SKY NOTE

skymouseが思った事考えた事を記したもの

「真実」よりも「目立つもの」がエラい社会は腐敗する。

デモなどに行くと、事実にそって、きちんとした意見を言っている人がいるが、世の中には広まらない。というのは、その価値を理解できる人が限定的だし、理解できる人の手元に、テレビなどが報道しないため届かないからだ。

このような知性の劣化、インフラの機能不全こそ、日本の政治腐敗の真の温床でである。
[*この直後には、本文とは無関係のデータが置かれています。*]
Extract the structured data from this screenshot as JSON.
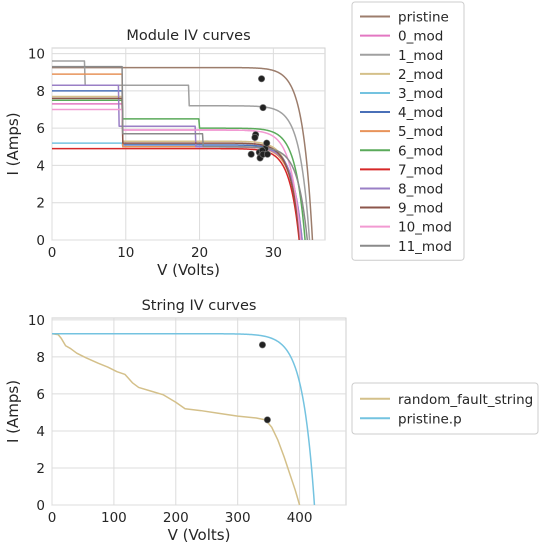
{
  "chart_data": [
    {
      "type": "line",
      "title": "Module IV curves",
      "xlabel": "V (Volts)",
      "ylabel": "I (Amps)",
      "xlim": [
        0,
        37
      ],
      "ylim": [
        0,
        10.3
      ],
      "xticks": [
        "0",
        "10",
        "20",
        "30"
      ],
      "xtick_values": [
        0,
        10,
        20,
        30
      ],
      "yticks": [
        "0",
        "2",
        "4",
        "6",
        "8",
        "10"
      ],
      "ytick_values": [
        0,
        2,
        4,
        6,
        8,
        10
      ],
      "grid": true,
      "legend": "outside-right",
      "series": [
        {
          "name": "pristine",
          "color": "#9c7d6c",
          "voc": 35.3,
          "steps": [
            [
              0,
              9.25
            ]
          ],
          "mpp": [
            28.4,
            8.65
          ]
        },
        {
          "name": "0_mod",
          "color": "#e377c2",
          "voc": 33.8,
          "steps": [
            [
              0,
              7.3
            ],
            [
              9.5,
              5.9
            ],
            [
              27.5,
              5.1
            ]
          ],
          "mpp": [
            27.6,
            5.65
          ]
        },
        {
          "name": "1_mod",
          "color": "#a0a0a0",
          "voc": 34.9,
          "steps": [
            [
              0,
              9.6
            ],
            [
              4.5,
              8.3
            ],
            [
              18.5,
              7.2
            ]
          ],
          "mpp": [
            28.6,
            7.1
          ]
        },
        {
          "name": "2_mod",
          "color": "#d4c08a",
          "voc": 33.6,
          "steps": [
            [
              0,
              7.7
            ],
            [
              9.5,
              5.3
            ]
          ],
          "mpp": [
            27.0,
            4.6
          ]
        },
        {
          "name": "3_mod",
          "color": "#74c3e0",
          "voc": 33.9,
          "steps": [
            [
              0,
              5.2
            ],
            [
              9.5,
              5.0
            ]
          ],
          "mpp": [
            28.9,
            4.9
          ]
        },
        {
          "name": "4_mod",
          "color": "#4a70b8",
          "voc": 33.8,
          "steps": [
            [
              0,
              8.0
            ],
            [
              9.5,
              5.1
            ]
          ],
          "mpp": [
            28.1,
            4.7
          ]
        },
        {
          "name": "5_mod",
          "color": "#e8935a",
          "voc": 33.7,
          "steps": [
            [
              0,
              8.9
            ],
            [
              9.5,
              5.0
            ]
          ],
          "mpp": [
            28.3,
            4.5
          ]
        },
        {
          "name": "6_mod",
          "color": "#5aaa5a",
          "voc": 34.3,
          "steps": [
            [
              0,
              7.5
            ],
            [
              9.5,
              6.5
            ],
            [
              20.0,
              6.0
            ]
          ],
          "mpp": [
            29.1,
            5.2
          ]
        },
        {
          "name": "7_mod",
          "color": "#d62728",
          "voc": 33.5,
          "steps": [
            [
              0,
              4.9
            ]
          ],
          "mpp": [
            28.2,
            4.4
          ]
        },
        {
          "name": "8_mod",
          "color": "#9a7fc6",
          "voc": 33.9,
          "steps": [
            [
              0,
              8.3
            ],
            [
              9.0,
              6.1
            ],
            [
              19.5,
              5.0
            ]
          ],
          "mpp": [
            28.5,
            4.8
          ]
        },
        {
          "name": "9_mod",
          "color": "#8c564b",
          "voc": 33.6,
          "steps": [
            [
              0,
              7.6
            ],
            [
              9.5,
              5.2
            ]
          ],
          "mpp": [
            28.6,
            4.6
          ]
        },
        {
          "name": "10_mod",
          "color": "#f29ad2",
          "voc": 33.7,
          "steps": [
            [
              0,
              7.0
            ],
            [
              9.5,
              5.9
            ]
          ],
          "mpp": [
            27.5,
            5.5
          ]
        },
        {
          "name": "11_mod",
          "color": "#8a8a8a",
          "voc": 34.6,
          "steps": [
            [
              0,
              9.3
            ],
            [
              9.5,
              5.7
            ],
            [
              20.5,
              5.0
            ]
          ],
          "mpp": [
            29.2,
            4.6
          ]
        }
      ]
    },
    {
      "type": "line",
      "title": "String IV curves",
      "xlabel": "V (Volts)",
      "ylabel": "I (Amps)",
      "xlim": [
        0,
        475
      ],
      "ylim": [
        0,
        10.1
      ],
      "xticks": [
        "0",
        "100",
        "200",
        "300",
        "400"
      ],
      "xtick_values": [
        0,
        100,
        200,
        300,
        400
      ],
      "yticks": [
        "0",
        "2",
        "4",
        "6",
        "8",
        "10"
      ],
      "ytick_values": [
        0,
        2,
        4,
        6,
        8,
        10
      ],
      "grid": true,
      "legend": "outside-right",
      "series": [
        {
          "name": "random_fault_string",
          "color": "#d4c08a",
          "points": [
            [
              0,
              9.25
            ],
            [
              10,
              9.2
            ],
            [
              15,
              9.0
            ],
            [
              22,
              8.6
            ],
            [
              30,
              8.45
            ],
            [
              40,
              8.2
            ],
            [
              55,
              7.95
            ],
            [
              65,
              7.8
            ],
            [
              75,
              7.65
            ],
            [
              90,
              7.45
            ],
            [
              105,
              7.2
            ],
            [
              118,
              7.05
            ],
            [
              130,
              6.6
            ],
            [
              140,
              6.35
            ],
            [
              160,
              6.15
            ],
            [
              180,
              5.95
            ],
            [
              200,
              5.55
            ],
            [
              215,
              5.2
            ],
            [
              240,
              5.1
            ],
            [
              270,
              4.95
            ],
            [
              300,
              4.8
            ],
            [
              330,
              4.7
            ],
            [
              345,
              4.6
            ],
            [
              355,
              4.2
            ],
            [
              365,
              3.5
            ],
            [
              375,
              2.6
            ],
            [
              385,
              1.6
            ],
            [
              393,
              0.8
            ],
            [
              400,
              0
            ]
          ],
          "mpp": [
            348,
            4.6
          ]
        },
        {
          "name": "pristine.p",
          "color": "#74c3e0",
          "voc": 424,
          "isc": 9.25,
          "mpp": [
            340,
            8.65
          ]
        }
      ]
    }
  ]
}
私は思うに、今の世の中は、マスコミ等の情報インフラの機能不全などで結果的に、真実よりも目立つものエラい社会になってしまっている。

そして、目立つものがエラい社会というのは、目立てば真実ではなくていいわけだから、腐敗が横行するのである。要するに高名な大学教授が、あからさまに嘘を言うのも、真実よりも目立ったものが勝ちの社会に適応した結果とも言える。
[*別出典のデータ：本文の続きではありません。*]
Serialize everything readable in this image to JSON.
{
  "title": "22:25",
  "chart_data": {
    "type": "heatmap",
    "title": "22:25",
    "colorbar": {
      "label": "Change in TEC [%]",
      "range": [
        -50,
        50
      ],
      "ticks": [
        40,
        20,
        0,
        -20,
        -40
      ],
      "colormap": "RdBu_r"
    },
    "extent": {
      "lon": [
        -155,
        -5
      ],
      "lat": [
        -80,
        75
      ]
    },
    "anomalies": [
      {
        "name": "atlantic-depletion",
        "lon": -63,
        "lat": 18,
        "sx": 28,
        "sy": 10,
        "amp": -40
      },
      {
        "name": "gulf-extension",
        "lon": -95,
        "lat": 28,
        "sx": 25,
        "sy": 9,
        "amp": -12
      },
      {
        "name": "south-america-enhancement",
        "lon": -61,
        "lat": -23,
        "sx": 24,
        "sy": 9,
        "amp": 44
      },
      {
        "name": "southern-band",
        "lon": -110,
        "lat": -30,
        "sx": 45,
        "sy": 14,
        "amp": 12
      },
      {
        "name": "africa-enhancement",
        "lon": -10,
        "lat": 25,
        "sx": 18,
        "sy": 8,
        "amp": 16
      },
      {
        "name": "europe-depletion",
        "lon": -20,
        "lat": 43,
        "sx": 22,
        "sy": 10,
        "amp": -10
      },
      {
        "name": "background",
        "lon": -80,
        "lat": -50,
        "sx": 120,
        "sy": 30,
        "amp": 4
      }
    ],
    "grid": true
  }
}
通常、偽りを言えば糾弾され非難されるが、それが偽りだと認識するのには、知性が必要だ。そういう知性が劣化し、または、マスコミが必要な情報を提供しないために、判断が出来ず、批判することが出来ない状態に陥ってしまうという状況の中では、嘘を言っても批判されず、腐敗し放題なのだ。
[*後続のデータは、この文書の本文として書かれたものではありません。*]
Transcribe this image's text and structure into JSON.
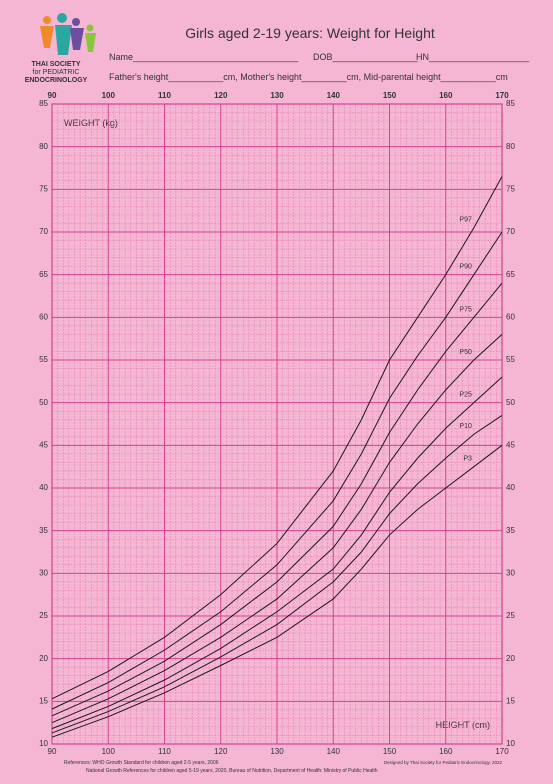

そして、その腐敗を助長するのは、目立ったら勝ちという風潮、表現力の高いものが勝つという流れ、表現力が高ければ、他の要素を無視しても尊重されるような世の中、それは困ったことなのである。真実が蔑ろにされ、無視される中で、間違った道が選択され続けることで、社会が腐敗していくのだ。目立った者勝ちの社会の弊害は、そういうことなのである。

いいものと悪いものを見分ける分別、それが今、問われている。それは目立ったものがエラいという発想の対極にある。より知性に基づいた理性的な判断が求められる。だからといって、難しい喋り方が重要なのではない。何が正しいか常に疑問を持ち、知性を働かせて、事実をしっかり見据える姿勢、単に目立っているだけのものと現実の区別をつける事を常に意識する理性的な対応が出来てこそ、世の中の腐敗は正されるのである。それが出来ないと、目立つだけで認められるような軽薄な社会では、人はそのぬるま湯の中で腐敗してしまうのである。事実に基づく厳しい批判にさらされてこそ、良い意見が尊重される土壌となり、それが良い社会を育てることになるのだ。

目立てばエラいでは、社会は腐る。目立たずとも、中身のあるものを見定める鋭さが、世の中を良くする。そういう目を磨いてこそ、ほんとうの意味での社会人といえるのではないだろうか?